RLE stands for run-length encoding.
Most documents don’t have many runs.

BWT

If you use BWT to compress a file. The file is smaller.
And then you use gzip to compress it again. The file gets bigger, which means the gzip also uses BWT.

BWT cannot only do compression but also can do search after BWT compression.
And its search only costs constant time, which means the search is independent of file size.
If after BWT, the file is 1MB the search costs 1 sec.
Then if another file is 1GB after BWT, the search still costs only 1 sec.

what is COMP9319?

  • how different compression algorithms work

    We only learn classic algorithms because all new algorithms are derived from those. After you learn the classic ones, you can learn others new by yourself easily.

    We also cares about small device not only care about big companies devices. Because the final end is the user, is our computer. If you can make your program quicker in your device, then you can make millons of computers running faster.

    Algorithm is the money. If you figure out an algorithm which can make file smaller, then what you are doing is saving money.

  • how to search without index?

    If the search is slow, you can use database to create index using btree or hash table. You just only to type one command to do it.
    But what is the cost?
    You have to maintain the index when you update data you need to update the index as well. Index is not cheap. It works well only when you are rich and can buy many servers.
    Don’t build index unless it is necessary because you need to load more from the disk to memory and CPU need to compute more to decode the index.
    So how to use minimum index and do the maximum efficiency for search?
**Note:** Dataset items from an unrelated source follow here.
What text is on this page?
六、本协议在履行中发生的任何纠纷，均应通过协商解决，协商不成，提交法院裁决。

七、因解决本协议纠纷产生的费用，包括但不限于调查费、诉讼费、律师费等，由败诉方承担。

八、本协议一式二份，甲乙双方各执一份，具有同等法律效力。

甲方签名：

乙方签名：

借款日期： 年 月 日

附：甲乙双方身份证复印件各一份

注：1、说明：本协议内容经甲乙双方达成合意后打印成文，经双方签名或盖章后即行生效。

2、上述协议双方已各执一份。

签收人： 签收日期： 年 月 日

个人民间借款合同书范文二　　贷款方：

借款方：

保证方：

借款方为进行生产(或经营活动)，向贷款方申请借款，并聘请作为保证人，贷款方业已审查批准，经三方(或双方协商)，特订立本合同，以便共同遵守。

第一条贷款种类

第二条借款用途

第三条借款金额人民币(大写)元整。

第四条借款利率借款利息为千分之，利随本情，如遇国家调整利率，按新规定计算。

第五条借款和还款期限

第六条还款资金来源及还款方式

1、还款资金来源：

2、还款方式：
That’s what the course will discuss.

course info

Friday 2 hours live

  • 3 hours pre-recorded

Raymond Wong

Areas: database, information retrieval, big data SYSTEM

  • TEXT mining

He is a system person but not in theory.

live lectures

He will interact with students except week1 because in week1 students have no idea about what to ask.
Possible questions:

  • How do you implement this?

  • exercises
    Exams are similar to exercises.

consulations

You can see the schedule in webcms.

Online:
Tuesday 13:30 and Wednesday 20:00 for week2-5, 7-11
moodle collaborate blackboard
In person:
Friday 14:00 for week3-5, 7-11
K-E12-114-BUS114

two assignments

If you think the assignment is not difficult enough, you can ask for an advanced project with 2 sub assignments.